En ce mois de Novembre 1989, la concurence est rude dans le monde du Thrash Metal, Metallica (..And Justice for All); Anthrax (State of Euphoria); Slayer (South of Heaven); Megadeth (Peace Sells). Cependant, un groupe purement Thrash US a décidé de venir provoquer les grands pour tout démonter sur son passage, et ces petits prétentieux ont réussis!!!!!
De prime abord, l'agressivité rebute, Connoly est pénible la majorité du temps et le groupe semble vouloir donner dans le Thrash « dissonant » (et trébuchant). Bref, c'est mal barré.
Puis, l'album se révèle doucement. Petit à petit, on prend ses repères et on se laisse un peu aller. D'autant que certains passages sont absolument jouissifs (comme le break d' « Inherited Hell ») et sont taillés pour donner des frissons à tout Thrasheur lambda. Passé les premières mauvaises impressions, il reste alors l'efficience à la NUCLEAR : des riffs qui clouent au mur, des rythmiques infernales et un jeu de basse qui fait très mal (« Surgery »). On pensait tenir un album de Thrash sympa mais perfectible, finalement c'est la grosse « queue-cla dans ta gueule » comme disent les jeunes (ou la Feu-ba, je ne suis pas sectaire).
L'enthousiasme grandissant, on se surprend à trouver des portes d'entrée à tous les titres. Même les refrains et ch½urs pourris (« Emergency ») sont mémorables (dans le sens de « mémorisables ») et rebondissent adroitement sur de la bonne boucherie. Alors qu'à la base, c'était franchement pas gagné, ce "Handle" fleure finalement le défouloir es Thrash bien jouissif. Le mini miracle quoi.
Donc, NUCLEAR ASSAULT surprend et se donne une ampleur inattendue. Je vais pas répéter 25 fois la même chose.
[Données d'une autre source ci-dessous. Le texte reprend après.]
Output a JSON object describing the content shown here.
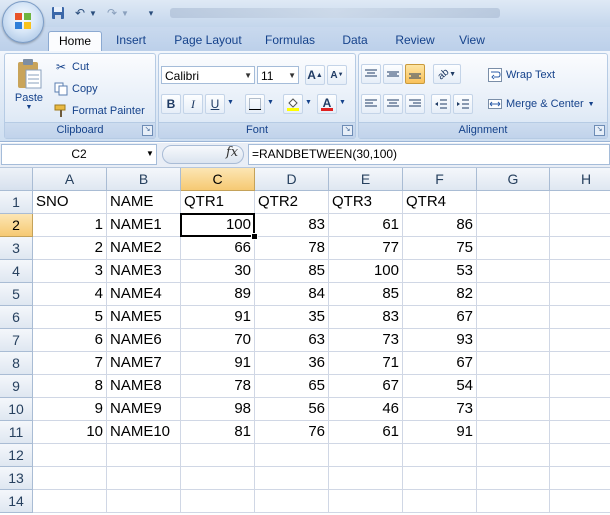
{
  "title_bar": {
    "qat_icons": [
      "save-icon",
      "undo-icon",
      "redo-icon"
    ]
  },
  "tabs": [
    "Home",
    "Insert",
    "Page Layout",
    "Formulas",
    "Data",
    "Review",
    "View"
  ],
  "ribbon": {
    "clipboard": {
      "paste": "Paste",
      "cut": "Cut",
      "copy": "Copy",
      "format_painter": "Format Painter",
      "label": "Clipboard"
    },
    "font": {
      "font_name": "Calibri",
      "font_size": "11",
      "label": "Font",
      "bold": "B",
      "italic": "I",
      "underline": "U",
      "font_color": "A"
    },
    "alignment": {
      "wrap_text": "Wrap Text",
      "merge_center": "Merge & Center",
      "label": "Alignment"
    }
  },
  "formula_bar": {
    "name_box": "C2",
    "fx": "fx",
    "formula": "=RANDBETWEEN(30,100)"
  },
  "grid": {
    "columns": [
      "A",
      "B",
      "C",
      "D",
      "E",
      "F",
      "G",
      "H"
    ],
    "rows": [
      "1",
      "2",
      "3",
      "4",
      "5",
      "6",
      "7",
      "8",
      "9",
      "10",
      "11",
      "12",
      "13",
      "14"
    ],
    "selected_cell": "C2",
    "data": [
      [
        "SNO",
        "NAME",
        "QTR1",
        "QTR2",
        "QTR3",
        "QTR4"
      ],
      [
        "1",
        "NAME1",
        "100",
        "83",
        "61",
        "86"
      ],
      [
        "2",
        "NAME2",
        "66",
        "78",
        "77",
        "75"
      ],
      [
        "3",
        "NAME3",
        "30",
        "85",
        "100",
        "53"
      ],
      [
        "4",
        "NAME4",
        "89",
        "84",
        "85",
        "82"
      ],
      [
        "5",
        "NAME5",
        "91",
        "35",
        "83",
        "67"
      ],
      [
        "6",
        "NAME6",
        "70",
        "63",
        "73",
        "93"
      ],
      [
        "7",
        "NAME7",
        "91",
        "36",
        "71",
        "67"
      ],
      [
        "8",
        "NAME8",
        "78",
        "65",
        "67",
        "54"
      ],
      [
        "9",
        "NAME9",
        "98",
        "56",
        "46",
        "73"
      ],
      [
        "10",
        "NAME10",
        "81",
        "76",
        "61",
        "91"
      ]
    ]
  }
}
A tous ceux qui connaissent un peu les tarés new-yorkais, j'anticipe et je réponds : oui, NUCLEAR continue ses incartades à la noix. Ce coté « délire » peut plaire à certains. En ce qui me concerne, ça me convient pas, d'autant que le contraste avec les tueries et le criard. Je vous renvoie à l'enchaînement « Emergency » (avec le refrain nul) sur « Funky Noise » (et son groove de merde) tombant comme un cheveu sur la soupe, puis « F# » qui tabasse méchamment. Sans parler (ou très peu) du reste. Et vas-y que je rote en guise d'intro (« Search & Seizure ») et que je bourrine comme un taré (« Mother's Day »). Bref, comme à son habitude, le groupe ne se prend pas au sérieux. Un mal pour un bien, un bien pour un mal. A vous de voir.
Dans cet univers qui alterne envie de tout tuer, de faire mal, de dénoncer et faire rigoler, NUCLEAR finit par convaincre. Malgré ses handicaps, l'album vous happe et esquisse une vision du Thrash coincée entre celle d'ANTHRAX et EXODUS. A cela, le groupe choisit la ligne droite et s'exprime rapidement, sans laisser de répit, accentuant le coté assommant et déroutant de l'½uvre.
La violence intrinsèque et le particularisme de NUCLEAR ASSAULT font de ce "Handle" un album à ne pas mettre entre toutes les oreilles. L'ambivalence des registres rend ce Thrash « nitroglycérine » peu évident pour tout à chacun. D'ailleurs, c'est pas faute de prévenir, c'est marqué en gros sur la pochette : « à manier avec précaution ».